The sample of participants also responded to all 40-items of the HOOS. Thus, it is possible that responses to the short forms were influenced by the additional items not on the scale. Therefore, future research should be completed on a sample of participants who only responded to the items on the instrument. The authors also did not conduct long-term follow-up nor compare the results of the modified scale with another criterion scale. Due to study design (i.e., collection at one time point), we could not perform test-retest reliability, assess the minimal detectable change, assess responsiveness (e.g., the minimal clinically important differences [MCIDs]), or perform longitudinal invariance testing. Future research should aim to assess longitudinal invariance and measures of instrument precision (e.g., MCIDs) to fully establish the psychometric properties of each scale and to provide guidance for use of the scales in clinical practice and research.
CONCLUSIONS
In conclusion, the scale structure of the original HOOS and HOOS-12 were not supported in the current study.
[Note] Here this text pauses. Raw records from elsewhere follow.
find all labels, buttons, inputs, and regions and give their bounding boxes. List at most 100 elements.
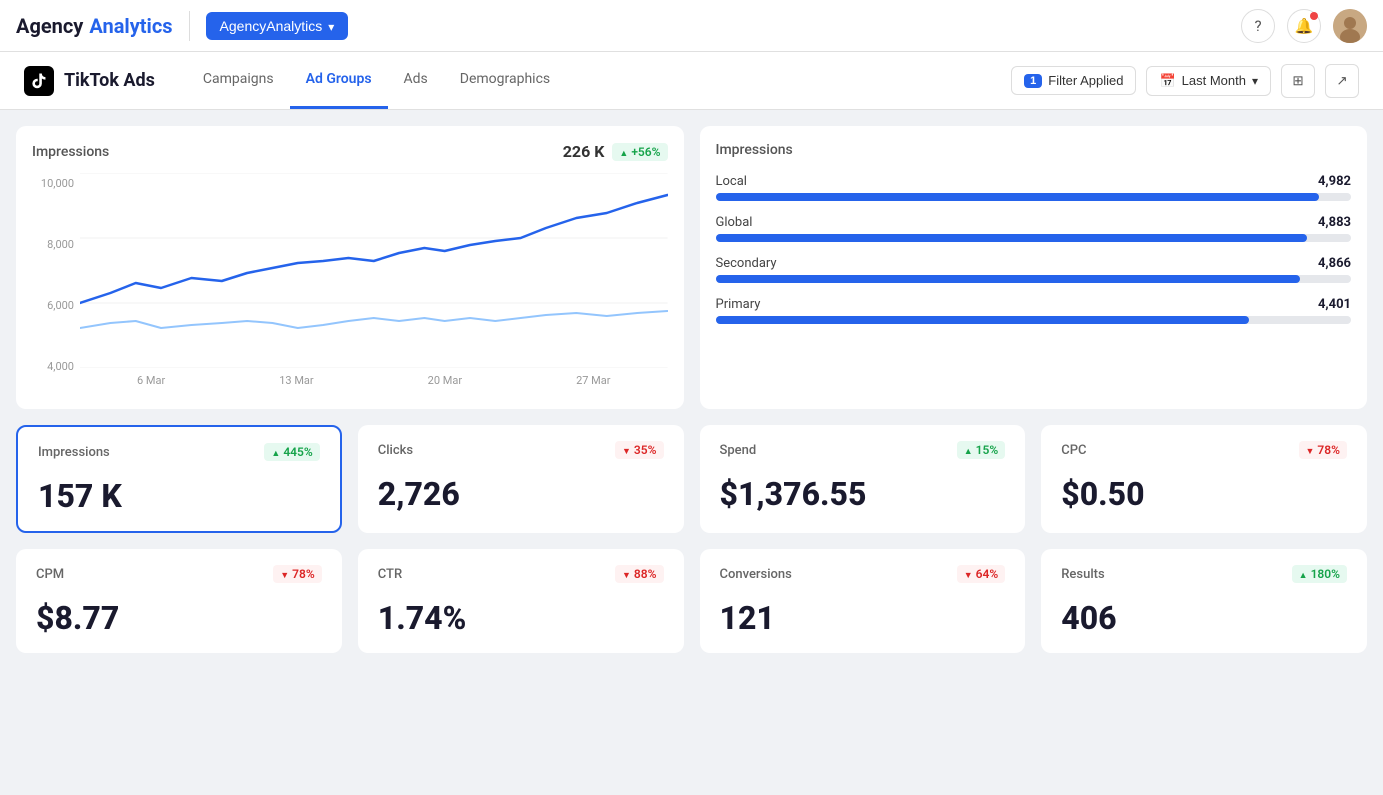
- top-nav: AgencyAnalytics AgencyAnalytics ? 🔔: [0, 0, 1383, 52]
- tab-demographics[interactable]: Demographics: [444, 52, 566, 109]
- x-label-6mar: 6 Mar: [137, 374, 165, 387]
- metric-value: 2,726: [378, 475, 664, 513]
- arrow-down-icon: [964, 567, 974, 581]
- page-title: TikTok Ads: [64, 70, 155, 91]
- metric-card-results[interactable]: Results 180% 406: [1041, 549, 1367, 653]
- chart-svg: [80, 173, 668, 368]
- metric-card-cpm[interactable]: CPM 78% $8.77: [16, 549, 342, 653]
- metric-header-cpm: CPM 78%: [36, 565, 322, 583]
- arrow-up-icon: [271, 445, 281, 459]
- arrow-up-icon: [964, 443, 974, 457]
- metric-card-cpc[interactable]: CPC 78% $0.50: [1041, 425, 1367, 533]
- bar-fill: [716, 275, 1301, 283]
- chart-change-badge: +56%: [612, 143, 667, 161]
- y-label-6000: 6,000: [32, 299, 74, 312]
- tabs-nav: Campaigns Ad Groups Ads Demographics: [187, 52, 566, 109]
- arrow-down-icon: [622, 443, 632, 457]
- impressions-chart-card: Impressions 226 K +56% 10,000 8,000 6,00…: [16, 126, 684, 409]
- metric-label: CPC: [1061, 443, 1086, 458]
- metric-header-results: Results 180%: [1061, 565, 1347, 583]
- top-nav-right: ? 🔔: [1241, 9, 1367, 43]
- metric-header-clicks: Clicks 35%: [378, 441, 664, 459]
- y-label-8000: 8,000: [32, 238, 74, 251]
- arrow-down-icon: [280, 567, 290, 581]
- arrow-down-icon: [622, 567, 632, 581]
- calendar-icon: 📅: [1159, 73, 1175, 89]
- metric-change-badge: 180%: [1292, 565, 1347, 583]
- tiktok-icon: [24, 66, 54, 96]
- metric-label: Results: [1061, 567, 1104, 582]
- bar-label: Local: [716, 174, 747, 189]
- help-button[interactable]: ?: [1241, 9, 1275, 43]
- bar-track: [716, 193, 1352, 201]
- main-content: Impressions 226 K +56% 10,000 8,000 6,00…: [0, 110, 1383, 669]
- metric-change-badge: 64%: [957, 565, 1006, 583]
- metric-header-conversions: Conversions 64%: [720, 565, 1006, 583]
- columns-icon: ⊞: [1292, 73, 1303, 89]
- bar-item: Secondary 4,866: [716, 256, 1352, 283]
- bar-card-title: Impressions: [716, 142, 1352, 158]
- metric-header-impressions: Impressions 445%: [38, 443, 320, 461]
- bar-value: 4,883: [1318, 215, 1351, 230]
- chart-title: Impressions: [32, 144, 109, 160]
- metric-label: Spend: [720, 443, 757, 458]
- metric-change-badge: 88%: [615, 565, 664, 583]
- bar-label: Secondary: [716, 256, 777, 271]
- bar-value: 4,982: [1318, 174, 1351, 189]
- bar-fill: [716, 193, 1320, 201]
- chart-header: Impressions 226 K +56%: [32, 142, 668, 161]
- metric-change-badge: 445%: [264, 443, 319, 461]
- tab-campaigns[interactable]: Campaigns: [187, 52, 290, 109]
- notifications-button[interactable]: 🔔: [1287, 9, 1321, 43]
- metric-card-conversions[interactable]: Conversions 64% 121: [700, 549, 1026, 653]
- agency-analytics-button[interactable]: AgencyAnalytics: [206, 12, 349, 40]
- bar-label: Global: [716, 215, 753, 230]
- metric-card-spend[interactable]: Spend 15% $1,376.55: [700, 425, 1026, 533]
- metric-value: 406: [1061, 599, 1347, 637]
- metric-change-badge: 35%: [615, 441, 664, 459]
- metric-card-impressions[interactable]: Impressions 445% 157 K: [16, 425, 342, 533]
- bar-track: [716, 316, 1352, 324]
- chevron-down-icon: [1252, 73, 1258, 88]
- columns-button[interactable]: ⊞: [1281, 64, 1315, 98]
- tab-ads[interactable]: Ads: [388, 52, 444, 109]
- avatar[interactable]: [1333, 9, 1367, 43]
- metric-label: CPM: [36, 567, 64, 582]
- filter-button[interactable]: 1 Filter Applied: [1011, 66, 1136, 95]
- date-label: Last Month: [1182, 73, 1246, 88]
- metric-card-clicks[interactable]: Clicks 35% 2,726: [358, 425, 684, 533]
- page-header: TikTok Ads Campaigns Ad Groups Ads Demog…: [0, 52, 1383, 110]
- bell-icon: 🔔: [1295, 17, 1314, 35]
- x-label-27mar: 27 Mar: [576, 374, 610, 387]
- avatar-image: [1333, 9, 1367, 43]
- y-label-10000: 10,000: [32, 177, 74, 190]
- metric-label: Clicks: [378, 443, 413, 458]
- metric-value: 157 K: [38, 477, 320, 515]
- filter-count: 1: [1024, 74, 1042, 88]
- chart-value-block: 226 K +56%: [563, 142, 668, 161]
- tab-ad-groups[interactable]: Ad Groups: [290, 52, 388, 109]
- metric-value: $8.77: [36, 599, 322, 637]
- share-button[interactable]: ↗: [1325, 64, 1359, 98]
- metric-header-spend: Spend 15%: [720, 441, 1006, 459]
- metric-change-badge: 15%: [957, 441, 1006, 459]
- bar-track: [716, 275, 1352, 283]
- metric-change-badge: 78%: [273, 565, 322, 583]
- arrow-up-icon: [619, 145, 629, 159]
- metric-value: $0.50: [1061, 475, 1347, 513]
- x-label-20mar: 20 Mar: [428, 374, 462, 387]
- metric-value: $1,376.55: [720, 475, 1006, 513]
- share-icon: ↗: [1336, 73, 1347, 89]
- date-range-button[interactable]: 📅 Last Month: [1146, 66, 1271, 96]
- bar-value: 4,866: [1318, 256, 1351, 271]
- metric-value: 1.74%: [378, 599, 664, 637]
- bar-track: [716, 234, 1352, 242]
- bar-item: Local 4,982: [716, 174, 1352, 201]
- bar-fill: [716, 234, 1307, 242]
- metric-label: Conversions: [720, 567, 792, 582]
- arrow-up-icon: [1299, 567, 1309, 581]
- filter-label: Filter Applied: [1048, 73, 1123, 88]
- metric-card-ctr[interactable]: CTR 88% 1.74%: [358, 549, 684, 653]
- page-header-right: 1 Filter Applied 📅 Last Month ⊞ ↗: [1011, 64, 1359, 98]
- chart-svg-container: 10,000 8,000 6,000 4,000: [32, 173, 668, 393]
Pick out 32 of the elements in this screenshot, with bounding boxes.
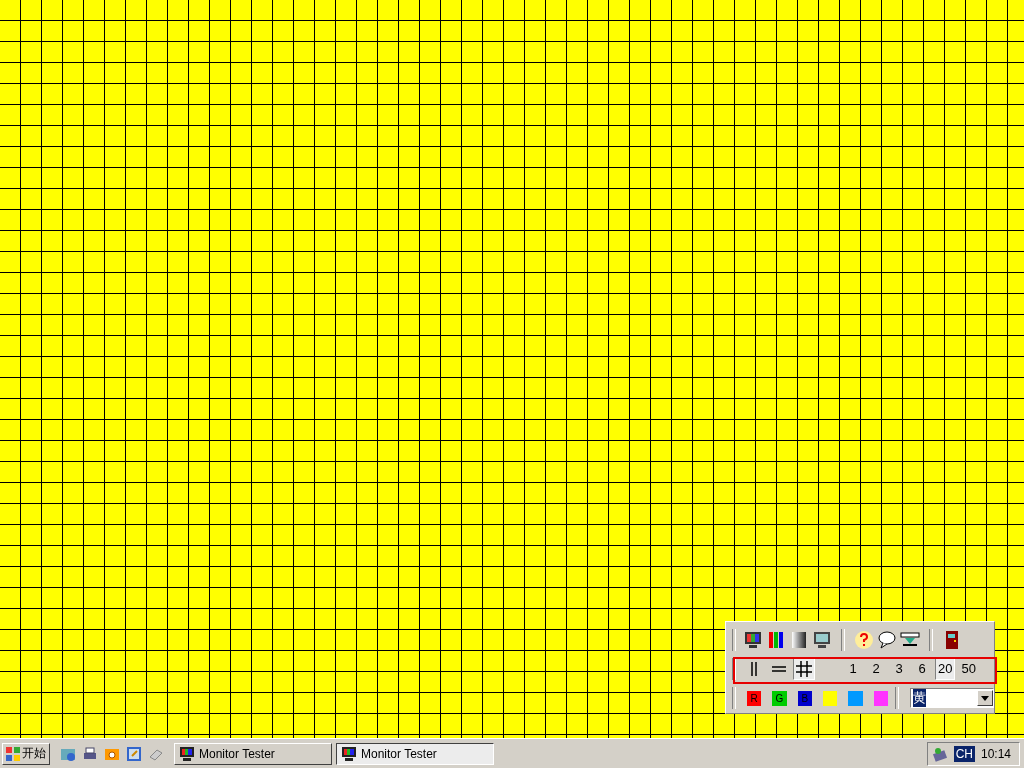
monitor-icon[interactable] xyxy=(812,629,832,650)
color-bars-icon[interactable] xyxy=(766,629,786,650)
spacing-button[interactable]: 6 xyxy=(912,658,932,680)
grid-button[interactable] xyxy=(793,658,815,680)
gradient-icon[interactable] xyxy=(789,629,809,650)
spacing-button[interactable]: 50 xyxy=(958,658,979,680)
clock: 10:14 xyxy=(980,746,1011,761)
monitor-icon[interactable] xyxy=(743,629,763,650)
spacing-button[interactable]: 1 xyxy=(843,658,863,680)
speech-bubble-icon[interactable] xyxy=(877,629,897,650)
spacing-button[interactable]: 2 xyxy=(866,658,886,680)
network-icon[interactable] xyxy=(931,745,948,762)
monitor-icon xyxy=(179,745,195,762)
start-button[interactable]: 开始 xyxy=(2,742,50,765)
spacing-button[interactable]: 3 xyxy=(889,658,909,680)
taskbar-button[interactable]: Monitor Tester xyxy=(336,742,494,765)
color-swatch[interactable] xyxy=(873,690,888,706)
windows-logo-icon xyxy=(6,746,20,761)
color-swatch[interactable] xyxy=(822,690,838,706)
picture-icon[interactable] xyxy=(126,745,142,762)
help-icon[interactable] xyxy=(854,629,874,650)
monitor-icon xyxy=(341,745,357,762)
color-dropdown[interactable]: 黄 xyxy=(909,688,994,709)
taskbar-button[interactable]: Monitor Tester xyxy=(174,742,332,765)
color-swatch[interactable]: R xyxy=(746,690,762,706)
grid-icon xyxy=(794,659,814,679)
language-indicator[interactable]: CH xyxy=(953,745,975,762)
color-swatch[interactable]: G xyxy=(772,690,787,706)
color-swatch[interactable] xyxy=(848,690,863,706)
printer-icon[interactable] xyxy=(82,745,98,762)
caret-icon xyxy=(980,695,989,701)
spacing-button[interactable]: 20 xyxy=(935,658,956,680)
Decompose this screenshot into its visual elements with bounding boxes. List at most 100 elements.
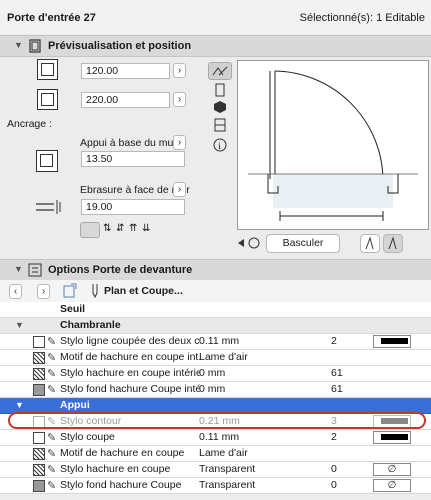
row-name: Stylo hachure en coupe intérieur (60, 367, 200, 379)
anchor-core-icon[interactable]: ⇈ (129, 223, 137, 234)
anchor-face-icon[interactable]: ⇊ (142, 223, 150, 234)
row-pen-number[interactable]: 61 (331, 383, 343, 395)
expand-triangle-icon[interactable]: ▼ (15, 320, 24, 330)
row-name: Stylo fond hachure Coupe (60, 479, 182, 491)
fill-swatch-icon (33, 480, 45, 492)
pen-icon: ✎ (47, 432, 57, 444)
row-name: Stylo fond hachure Coupe inté... (60, 383, 200, 395)
width-chevron-button[interactable]: › (173, 63, 186, 78)
mirror-icon[interactable] (236, 236, 264, 250)
height-icon (37, 89, 58, 110)
hatch-swatch-icon (33, 464, 45, 476)
flip-button[interactable]: Basculer (266, 234, 340, 253)
table-row[interactable]: ✎ Stylo hachure en coupe intérieur 0 mm … (0, 366, 431, 382)
empty-pen-icon[interactable]: ∅ (373, 463, 411, 476)
pen-swatch[interactable] (373, 431, 411, 444)
row-pen-number[interactable]: 2 (331, 431, 337, 443)
pen-swatch[interactable] (373, 335, 411, 348)
width-icon (37, 59, 58, 80)
row-name: Motif de hachure en coupe (60, 447, 185, 459)
row-pen-number[interactable]: 61 (331, 367, 343, 379)
preview-canvas (237, 60, 429, 230)
reveal-option-chevron[interactable]: › (173, 182, 186, 197)
table-row[interactable]: ✎ Stylo fond hachure Coupe Transparent 0… (0, 478, 431, 494)
plan-view-icon[interactable] (208, 62, 232, 80)
width-field[interactable]: 120.00 (81, 63, 170, 79)
table-row[interactable]: ✎ Stylo fond hachure Coupe inté... 0 mm … (0, 382, 431, 398)
row-value[interactable]: Transparent (199, 479, 255, 491)
pen-icon: ✎ (47, 336, 57, 348)
fill-swatch-icon (33, 384, 45, 396)
hatch-swatch-icon (33, 368, 45, 380)
row-pen-number[interactable]: 0 (331, 479, 337, 491)
row-name: Stylo ligne coupée des deux c... (60, 335, 200, 347)
height-chevron-button[interactable]: › (173, 92, 186, 107)
row-value[interactable]: 0.11 mm (199, 431, 239, 443)
collapse-triangle-icon[interactable]: ▼ (14, 264, 23, 274)
options-icon (28, 263, 42, 277)
hatch-swatch-icon (33, 448, 45, 460)
row-value[interactable]: 0.11 mm (199, 335, 239, 347)
expand-triangle-icon[interactable]: ▼ (15, 400, 24, 410)
anchor-outside-icon[interactable]: ⇵ (116, 223, 124, 234)
anchor-label: Ancrage : (7, 118, 52, 130)
reveal-icon (36, 200, 61, 214)
collapse-triangle-icon[interactable]: ▼ (14, 40, 23, 50)
options-nav-bar: ‹ › Plan et Coupe... (0, 280, 431, 303)
table-row[interactable]: ✎ Stylo coupe 0.11 mm 2 (0, 430, 431, 446)
group-label: Appui (60, 399, 90, 411)
pen-icon: ✎ (47, 448, 57, 460)
svg-text:i: i (218, 141, 221, 151)
height-field[interactable]: 220.00 (81, 92, 170, 108)
preview-section-header[interactable]: ▼ Prévisualisation et position (0, 35, 431, 57)
page-icon[interactable] (62, 283, 78, 299)
empty-pen-icon[interactable]: ∅ (373, 479, 411, 492)
base-option-select[interactable]: Appui à base du mur (80, 137, 177, 149)
pen-icon (92, 284, 98, 299)
title-bar: Porte d'entrée 27 Sélectionné(s): 1 Edit… (0, 0, 431, 34)
group-label: Chambranle (60, 319, 121, 331)
selection-info: Sélectionné(s): 1 Editable (299, 12, 425, 24)
anchor-inside-icon[interactable] (80, 222, 100, 238)
table-row[interactable]: ✎ Motif de hachure en coupe Lame d'air (0, 446, 431, 462)
row-pen-number[interactable]: 0 (331, 463, 337, 475)
row-value[interactable]: Lame d'air (199, 447, 248, 459)
pen-icon: ✎ (47, 352, 57, 364)
pen-icon: ✎ (47, 368, 57, 380)
group-chambranle[interactable]: ▼ Chambranle (0, 318, 431, 334)
options-section-header[interactable]: ▼ Options Porte de devanture (0, 259, 431, 281)
table-row[interactable]: ✎ Stylo hachure en coupe Transparent 0 ∅ (0, 462, 431, 478)
hinge-right-button[interactable] (383, 234, 403, 253)
pen-icon: ✎ (47, 480, 57, 492)
back-button[interactable]: ‹ (9, 284, 22, 299)
table-row[interactable]: ✎ Stylo ligne coupée des deux c... 0.11 … (0, 334, 431, 350)
base-option-chevron[interactable]: › (173, 135, 186, 150)
checkbox[interactable] (33, 336, 45, 348)
checkbox[interactable] (33, 432, 45, 444)
row-value[interactable]: 0 mm (199, 367, 225, 379)
hinge-left-button[interactable] (360, 234, 380, 253)
base-value-field[interactable]: 13.50 (81, 151, 185, 167)
section-view-icon[interactable] (213, 118, 227, 132)
table-row[interactable]: ✎ Motif de hachure en coupe int... Lame … (0, 350, 431, 366)
preview-section-title: Prévisualisation et position (48, 40, 192, 52)
highlight-outline (8, 412, 426, 429)
door-plan-drawing (248, 70, 418, 221)
row-name: Motif de hachure en coupe int... (60, 351, 200, 363)
anchor-center-icon[interactable]: ⇅ (103, 223, 111, 234)
info-icon[interactable]: i (213, 138, 227, 152)
group-seuil[interactable]: Seuil (0, 302, 431, 318)
pen-icon: ✎ (47, 464, 57, 476)
reveal-value-field[interactable]: 19.00 (81, 199, 185, 215)
row-value[interactable]: Transparent (199, 463, 255, 475)
row-value[interactable]: 0 mm (199, 383, 225, 395)
door-preview-icon (29, 39, 41, 53)
elevation-view-icon[interactable] (214, 83, 226, 97)
row-pen-number[interactable]: 2 (331, 335, 337, 347)
forward-button[interactable]: › (37, 284, 50, 299)
row-value[interactable]: Lame d'air (199, 351, 248, 363)
row-name: Stylo hachure en coupe (60, 463, 171, 475)
3d-view-icon[interactable] (213, 100, 227, 114)
hatch-swatch-icon (33, 352, 45, 364)
options-section-title: Options Porte de devanture (48, 264, 193, 276)
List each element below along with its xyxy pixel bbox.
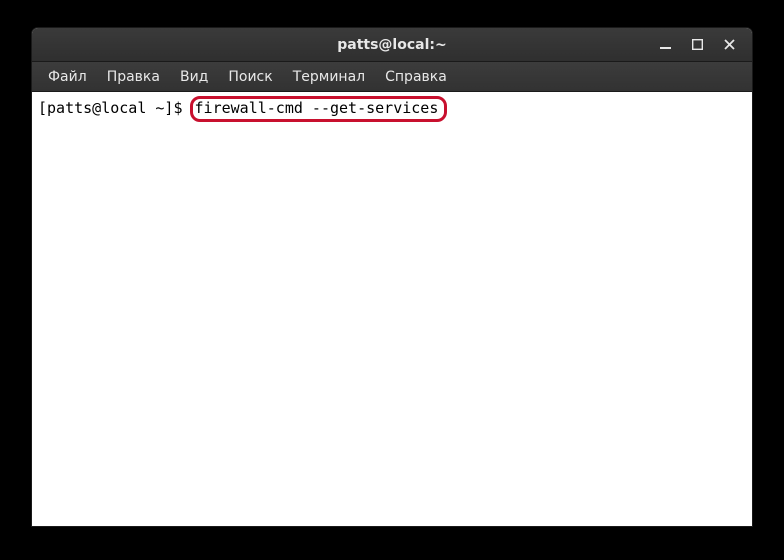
minimize-button[interactable] — [656, 36, 674, 54]
terminal-body[interactable]: [patts@local ~]$ firewall-cmd --get-serv… — [32, 92, 752, 526]
menu-search[interactable]: Поиск — [218, 65, 282, 89]
menu-help[interactable]: Справка — [375, 65, 457, 89]
close-icon — [724, 39, 735, 50]
maximize-icon — [692, 39, 703, 50]
menu-view[interactable]: Вид — [170, 65, 218, 89]
menu-file[interactable]: Файл — [38, 65, 97, 89]
menu-edit[interactable]: Правка — [97, 65, 170, 89]
close-button[interactable] — [720, 36, 738, 54]
terminal-line: [patts@local ~]$ firewall-cmd --get-serv… — [38, 99, 447, 117]
command-text: firewall-cmd --get-services — [195, 99, 439, 117]
window-controls — [656, 28, 746, 61]
window-title: patts@local:~ — [337, 37, 446, 53]
maximize-button[interactable] — [688, 36, 706, 54]
menu-terminal[interactable]: Терминал — [283, 65, 375, 89]
terminal-window: patts@local:~ Файл Правка Вид Поиск Терм… — [32, 28, 752, 526]
outer-frame: patts@local:~ Файл Правка Вид Поиск Терм… — [0, 0, 784, 560]
titlebar: patts@local:~ — [32, 28, 752, 62]
menubar: Файл Правка Вид Поиск Терминал Справка — [32, 62, 752, 92]
minimize-icon — [660, 39, 671, 50]
prompt: [patts@local ~]$ — [38, 99, 192, 117]
command-highlight: firewall-cmd --get-services — [190, 96, 448, 122]
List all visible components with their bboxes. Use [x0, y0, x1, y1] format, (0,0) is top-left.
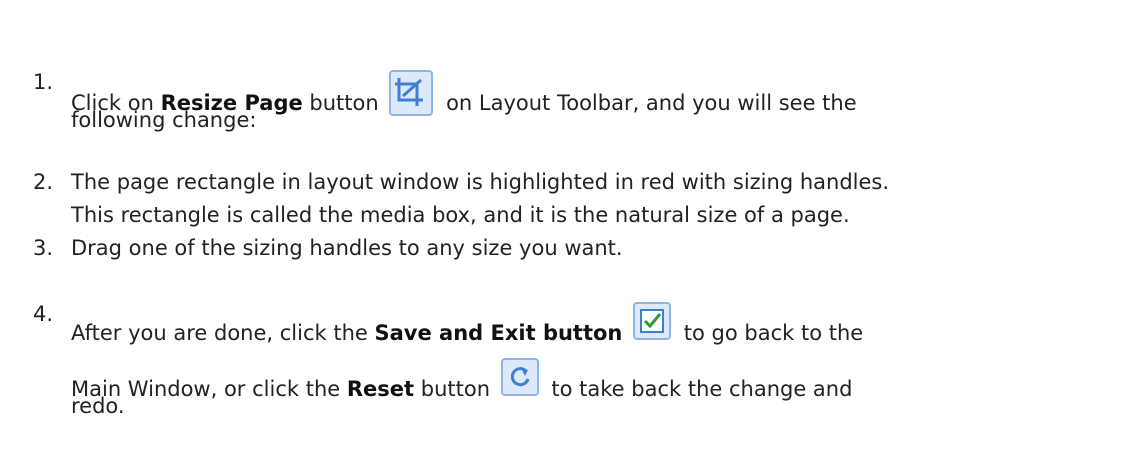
step-line: The page rectangle in layout window is h… — [71, 170, 890, 194]
step-number: 1. — [33, 70, 54, 94]
reset-icon — [500, 358, 539, 396]
step-number: 4. — [33, 302, 54, 326]
list-item: 3. Drag one of the sizing handles to any… — [33, 236, 1133, 272]
list-item: 4. After you are done, click the Save an… — [33, 290, 1133, 450]
list-item: 1. Click on Resize Page button on Layout… — [33, 70, 1133, 160]
step-text: button — [414, 377, 491, 401]
resize-page-icon — [389, 70, 434, 116]
step-number: 3. — [33, 236, 54, 260]
step-text: to take back the change and — [551, 377, 853, 401]
step-line: following change: — [71, 108, 257, 132]
step-text: After you are done, click the — [71, 321, 375, 345]
step-line: Main Window, or click the Reset button t… — [71, 358, 852, 401]
step-text: button — [302, 91, 379, 115]
document-page: { "steps": [ { "number": "1.", "pre": "C… — [0, 0, 1137, 455]
step-text: on Layout Toolbar, and you will see the — [446, 91, 857, 115]
step-line: This rectangle is called the media box, … — [71, 203, 850, 227]
step-line: After you are done, click the Save and E… — [71, 302, 863, 345]
list-item: 2. The page rectangle in layout window i… — [33, 170, 1133, 242]
step-line: Drag one of the sizing handles to any si… — [71, 236, 623, 260]
step-bold-text: Save and Exit button — [374, 321, 623, 345]
step-line: redo. — [71, 394, 125, 418]
save-and-exit-icon — [633, 302, 672, 340]
step-number: 2. — [33, 170, 54, 194]
step-bold-text: Reset — [346, 377, 415, 401]
step-text: to go back to the — [683, 321, 864, 345]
Analyses found preliminary evidence to support the use of the HOOS-JR and HOOS-PS as psychometrically sound instruments and multigroup invariance testing results provided substantive support for these scales measuring the intended phenomenon and ability to assess true group differences in certain situations. Clinicians and researchers who utilize the scales, should do so with caution regarding their limitations or untested properties (e.g., longitudinal invariance testing). Thus, more research is warranted to establish the full psychometric properties of these scales and identify an improved version which meets contemporary recommendations to measure the multi-dimensional experience of patient disability following hip pathology.